Under labor law, union organizers must get signatures from 30% of a company's workers. The National Labor Relations Board then oversees a secret ballot election. If more than 50% of the vote is for a union, it is recognized.
Card check would change this by eliminating the NLRB election. Instead, unions would only need to get the signatures of more than half of the employees.
Critics argue that by eliminating the secret ballot, the law would make it easy for unions to coerce or trick people into signing up. Unions claim the change is needed to counter business campaigns against unionization.
The bill also would impose mandatory arbitration on labor contracts if business and labor can't come to an agreement after a union has been recognized. A federal arbitrator would then dictate contract terms. That worries Big Business, which says it would give labor an incentive not to reach a compromise.

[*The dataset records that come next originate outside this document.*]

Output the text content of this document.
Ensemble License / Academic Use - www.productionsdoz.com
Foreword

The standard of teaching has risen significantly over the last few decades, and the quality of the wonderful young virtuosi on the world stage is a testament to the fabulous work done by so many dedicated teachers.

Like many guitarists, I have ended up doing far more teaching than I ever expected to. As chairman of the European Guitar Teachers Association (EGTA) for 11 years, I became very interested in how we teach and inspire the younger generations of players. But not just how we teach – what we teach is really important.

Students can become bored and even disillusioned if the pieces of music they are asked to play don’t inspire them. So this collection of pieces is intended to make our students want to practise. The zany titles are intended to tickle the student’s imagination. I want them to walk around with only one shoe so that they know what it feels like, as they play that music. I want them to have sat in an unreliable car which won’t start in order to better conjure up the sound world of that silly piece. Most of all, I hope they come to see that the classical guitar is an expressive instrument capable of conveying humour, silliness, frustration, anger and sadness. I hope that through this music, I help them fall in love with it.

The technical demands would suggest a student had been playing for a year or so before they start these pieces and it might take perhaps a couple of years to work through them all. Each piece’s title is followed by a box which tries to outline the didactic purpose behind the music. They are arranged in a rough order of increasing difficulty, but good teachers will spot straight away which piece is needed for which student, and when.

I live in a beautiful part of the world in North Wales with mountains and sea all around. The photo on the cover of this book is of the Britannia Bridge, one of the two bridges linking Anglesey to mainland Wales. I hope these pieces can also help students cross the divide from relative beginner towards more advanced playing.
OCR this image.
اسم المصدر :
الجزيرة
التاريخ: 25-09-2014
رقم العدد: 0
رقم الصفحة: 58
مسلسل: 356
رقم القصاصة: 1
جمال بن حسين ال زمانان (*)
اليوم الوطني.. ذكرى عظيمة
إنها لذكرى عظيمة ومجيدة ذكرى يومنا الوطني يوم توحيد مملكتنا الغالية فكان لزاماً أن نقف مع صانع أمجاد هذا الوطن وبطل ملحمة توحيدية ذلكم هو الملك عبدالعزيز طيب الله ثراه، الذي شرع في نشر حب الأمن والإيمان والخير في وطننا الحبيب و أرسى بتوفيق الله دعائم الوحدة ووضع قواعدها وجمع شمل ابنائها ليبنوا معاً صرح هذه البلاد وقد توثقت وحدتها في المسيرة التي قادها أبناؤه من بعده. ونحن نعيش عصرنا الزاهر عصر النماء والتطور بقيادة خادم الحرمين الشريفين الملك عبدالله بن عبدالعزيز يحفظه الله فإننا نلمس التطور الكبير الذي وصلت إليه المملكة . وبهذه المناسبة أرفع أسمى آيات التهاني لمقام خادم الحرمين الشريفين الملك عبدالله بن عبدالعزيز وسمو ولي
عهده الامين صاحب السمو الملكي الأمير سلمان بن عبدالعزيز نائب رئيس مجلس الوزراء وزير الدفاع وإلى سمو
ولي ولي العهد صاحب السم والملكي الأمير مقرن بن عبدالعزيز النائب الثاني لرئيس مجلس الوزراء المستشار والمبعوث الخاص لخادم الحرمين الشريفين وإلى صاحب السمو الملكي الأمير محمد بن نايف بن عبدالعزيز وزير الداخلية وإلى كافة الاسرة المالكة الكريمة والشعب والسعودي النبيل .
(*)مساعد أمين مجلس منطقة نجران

A study by LEGC, a private consulting firm, concluded that card check would boost unionization by 5% to 10% in its first year and lift unemployment by 1.5 to 3 points.
The current jobless rate is 8.1%, a 25-year high.
Many experts say it could hit 10% by the end of 2010.
Card check passed the House in 2007, but stalled in the Senate,where it was filibustered.
Fans were hopeful they'd have better luck this time, but some who previously supported it, such as Sens. Ben Nelson, D-Neb., and Arlen Specter, R-Pa., appear to be leaning against it.